Five areas we need innovation in the water sector now
18 Dec 2020
In the UK, we’re very lucky that we can turn on our taps or flush our toilets without thinking about where our water is coming from and the people working tirelessly across the country to ensure we have access to clean water everyday.
This isn’t true for everyone. Take Cape Town as just one example; the challenge of access to clean water for all is a long way from being solved. Climate change, population growth and many other factors are driving water stress across the globe.
Here at Nesta Challenges, we’re excited to be working with Ofwat, the regulator for the water sector in England and Wales, to deliver a series of water innovation competitions that aim to make sure that we can continue to take for granted high quality, clean water from our taps and toilets in years to come.
The five themes
Following a consultation process, Ofwat have published five strategic innovation themes where a spotlight on innovation is needed. But what are they?

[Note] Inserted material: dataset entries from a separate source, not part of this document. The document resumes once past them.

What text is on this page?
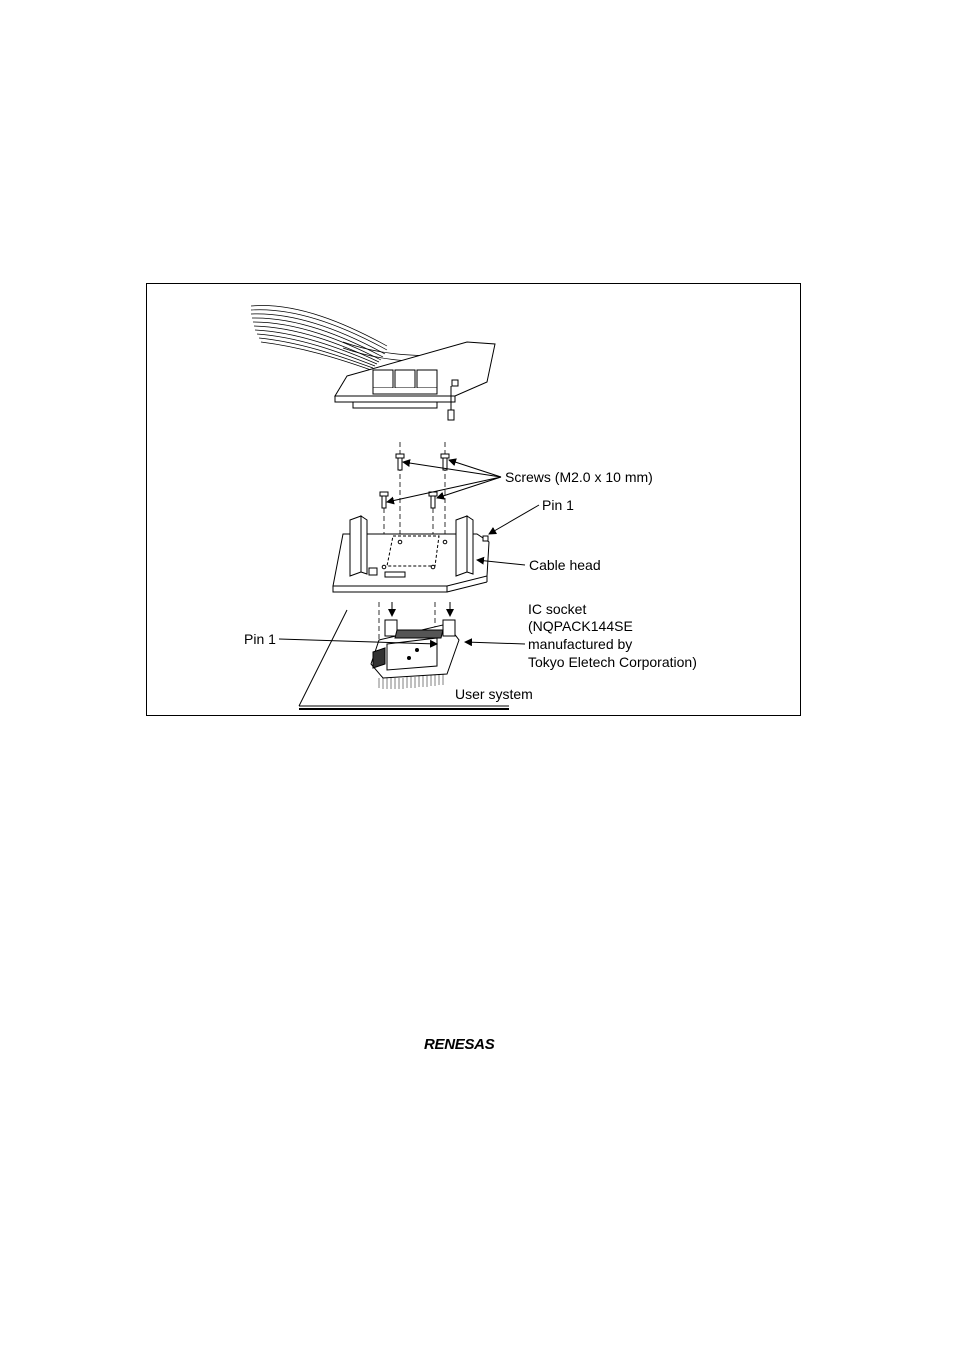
Screws (M2.0 x 10 mm)
Pin 1
Cable head
IC socket
(NQPACK144SE
manufactured by
Tokyo Eletech Corporation)
Pin 1
User system
RENESAS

1. Climate change and the path to net zero
Climate change is already having a significant impact on our water system, with less frequent but heavier rainfall causing more flooding and longer and hotter summers putting a strain on our water supplies such as rivers and underground aquifers.
The transition to net zero is critical to ensuring we reach our 1.5°C target; but water processing – be it pumping, treatment or something else – can be a highly energy intensive process that needs new approaches to find solutions for the future.
Innovation is needed in the water sector to respond and adapt to the new reality of our climate and how we can safeguard the future. You only need to look at a map of what would happen to England and Wales if we don’t hit 1.5°C with rising sea levels to understand just how important this focus is.
2. Restoring the ecological status of our water environments
Climate change is giving us a major nudge not to take the services nature provide to us – known as ecosystem services – for granted. Nature has a big role to play in supply of our water. For example in much of England, we are blessed with chalk that provides a natural filter for our water supply, just as you learned in that class in primary school on the water cycle.
Restoring the ecological status of our water environments – such as rivers and streams – is key to protecting us from the impacts of extreme weather and pollution into the future.
3. Mitigating operational resilience and infrastructure risks.
Now this one doesn’t sound quite as obvious as the first two – but in order to deliver water supply to a growing population with a trajectory of increased water use per person, whilst also restoring the ecological status of our water environments, we need to ensure as little water and energy used in processing water is wasted. Water companies need innovation to help them manage water supply as efficiently as possible; ensuring we don’t wake up with our houses flooded due to major leaks, or no water in our taps due to water shortages.
Just like many other sectors, Ofwat have identified two key areas which are ripe for innovation to support achieving these goals:
4. Testing new ways of conducting core activities to deliver wider public value
Whether it’s installing rainwater harvesting and recycling systems on new housing developments or replacing chemicals involved in processing with nature-led approaches such as using charcoal and UV lights, the water sector have been experimenting with new ways to conduct their core activities – supplying and treating water – over the last few years. There are many more opportunities to explore this, delivering value back to us, the public, potentially through lower water bills or enabling more houses in our communities to be built.
5. Exploring the opportunities associated with open data
Open data is one of the key opportunities that the water sector is ripe for innovation – stimulating collaboration, and encouraging new business models and service offerings that can contributing to solving some of the problems in 1-3 above; just as we’ve seen innovation in London’s transport system and the UK financial services industry through introducing open data, opening up information enables more people to understand and respond to the challenges we’re facing.
We’re really excited to open the first round of Ofwat’s Innovation in Water Challenge, seeking entries focusing on one or more of these strategic innovation themes on 18 January 2021. This challenge is an opportunity to win £50,000 to £250,000 to support kick-start, grow or scale innovative initiatives led by water companies.